Клюква со вкусом смерти - Наталья Хабибулина
Шрифт:
Интервал:
Закладка:
– А, может быть, видели дома когда-нибудь что-нибудь похожее? Например, перстень с голубым камнем?
– Ой, что вы! Я только в магазине в городе, и то – одним глазком, чтобы не соблазняться! – возбужденно произнесла девушка.
Тётка сказала то же.
– Хорошо. Верю. Теперь я задам не очень скромный вопрос: у вашей сестры был мужчина?
– Мужчина? – Галина Антоновна удивленно посмотрела на Дубовика. – Вроде бы нет… Никогда не замечала за ней такого…
– Да не было у мамки никого, – вступила Антонина. – Много раз говорила: «Хоть бы какой завалящий нашелся»…
– А, может быть, лукавила? – спросил Ерохин.
– Не-а…
– Я думаю, что Антонина права. Я тоже немного знаю своих женщин. Если у неё вдруг появляется мужчина, так у той будто крылья за спиной вырастают, – проговорила Ситникова.
Дубовик попросил женщин об этом разговоре ничего не говорить следователю.
– Отвечайте строго только на его вопросы. Если не знаете, как правильно ответить, лучше промолчите. В вашем состоянии такое вполне объяснимо. Я надеюсь на вас.
Рано утром Ситникова привела шофера Кудрю, который подтвердил слова женщин.
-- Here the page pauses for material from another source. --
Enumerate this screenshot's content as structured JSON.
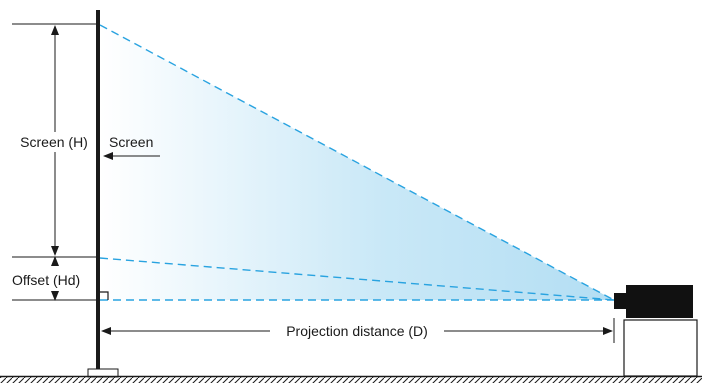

– Всегда она ездила с большой корзиной, только какая-то она у неё вечно была полупустая, а нынче совсем, похоже, ничего не было, что-то на дне тряпкой прикрыла, вроде, отрез какой-то. И всё… Да ещё и корзина старая, прутья во все стороны торчали. Я поинтересовался, так она меня отбрила. Выходила всегда на Универмаге, там же я её и забирал.
Когда Кудря ушел, Дубовик положил перед Ерохиным перстень и фотографию Кокошкиной, которую ещё раньше взял у Шушковой.
– Итак, Володя, это твое задание. Едешь в Энск, там размножишь фотографии. Я напишу письмо Сухареву, он должен дать тебе помощников. С этой фотографией обойдёшь все закоулки, магазины, дома. Надо найти след женщины. Кто-то её должен признать. Начнешь с Универмага и – по кругу, увеличивая радиус поисков. Сделаешь также снимок перстня в самых различных ракурсах. Его срочным письмом отошлешь Лопахину. Приложишь мою записку. Пусть наши поработают с этим перстнем. И в военкомате пусть всех проверят на предмет присутствия в Молдавии в годы войны. Без результатов не возвращайся. Думаю, тебе понятно, что все эти корзины – ширма. Пока было что везти в город, Кокошкина брала новую. А вот в понедельник торговать ей было нечем, тогда она и взяла старую корзину, а в городе просто-напросто от неё избавилась. А тряпкой прикрыла дно, чтобы лишних вопросов не было.
– Шофер же сказал, что она отрез везла. Продала, наверное.
– Вот это ты и узнаешь. Только из-за одного отреза никто «за семь вёрст киселя хлебать» не поедет. – Дубовик похлопал Ерохина по плечу: – Вся надежда, Володя, теперь на тебя. Только так мы узнаем, что вдовушка хранила в своей заветной шкатулке, кроме двух, довольно ценных перстней.
– Может быть, ничего больше и не было? – с сомнением спросил Ерохин.
– Как ты себе тогда представляешь то, что одно из них лежало на полу? Если оно было на этот момент единственным, его бы, наверняка, искали. Я думаю, Володя, что преступник нашел ключ от шкатулки, забрал содержимое, видимо, значительное, выронив при этом перстень, а вот искать у него просто не было времени: и убить женщину, и привести всё в порядок… Впрочем, время покажет… А ведь он прекрасно знал, что Антонина на работе, знал, что Кокошкина поехала в город. Он обо всем уведомлен. И к Гаврилову в больницу не пришел именно потому, что узнал о наших планах. – Дубовик в очередной раз задумался.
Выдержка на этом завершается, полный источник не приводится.